Is there a faster way of doing it?
Yes I know IMDb offers text files, but they dont offer everything, in any sane fashion.
I’ve done a lot of brute force scraping with PHP and sequential processing seems to be fine. I’m not sure “what a long time” to you is, but I often do other stuff while it scrapes.
Typically nothing is dependent on my scraping in real time, its the data that counts, and I usually scrape it and massage it at the same time.
Other times I’ll use a crafty wget command to pull down a site and save locally. Then have a PHP script with some regex magic extract the data.
I use curl_* in PHP and it works very good.

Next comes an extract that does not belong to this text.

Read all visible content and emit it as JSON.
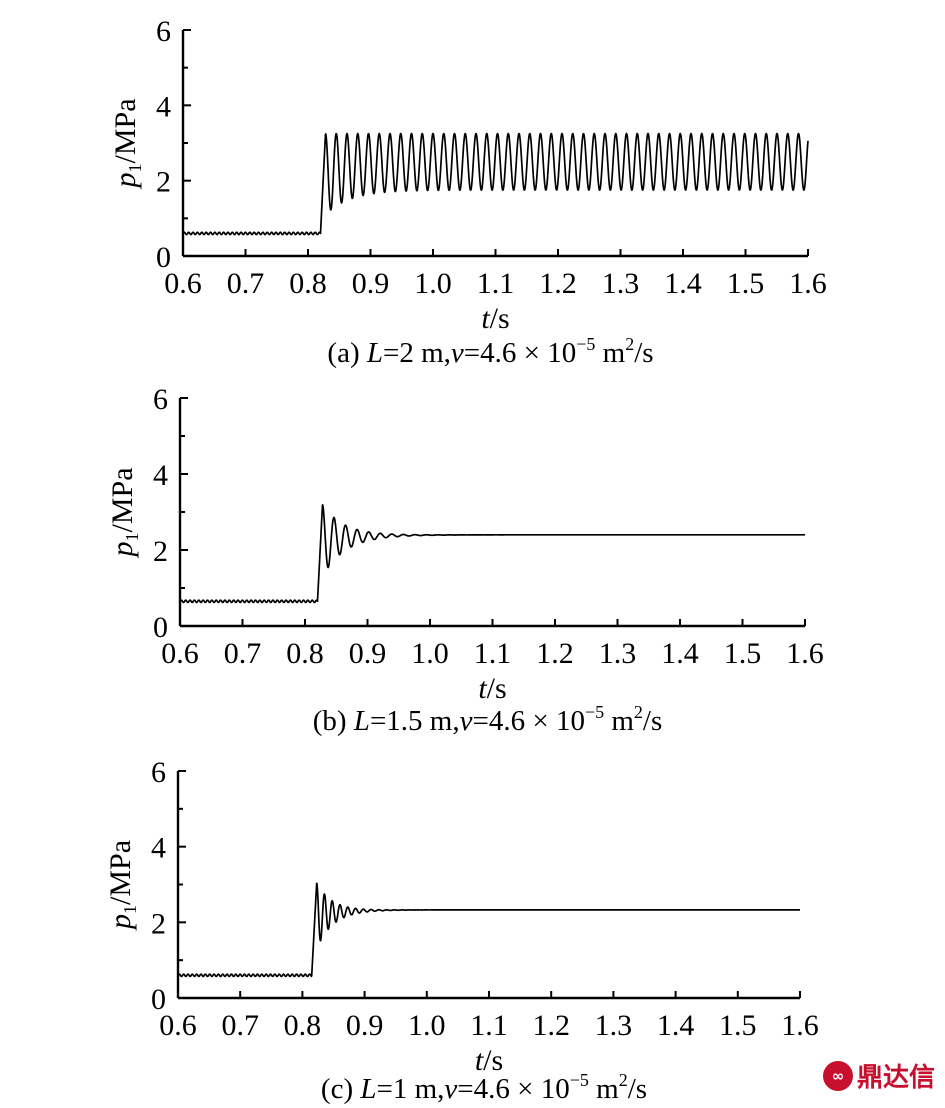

You could have a parent job that forks child processes providing them URL’s to scrape, which they process and save the data locally (db, fs, etc). The parent is responsible for making sure the same URL isn’t processed twice and children don’t hang.
Easy to do on linux (pcntl_, fork, etc), harder on windows boxes.
You could also add some logic to look at the last-modified-time and (which you previously store) and skip scraping the page if not content has changed or you already have it. There’s probably a bunch of optimization tricks like that you could do.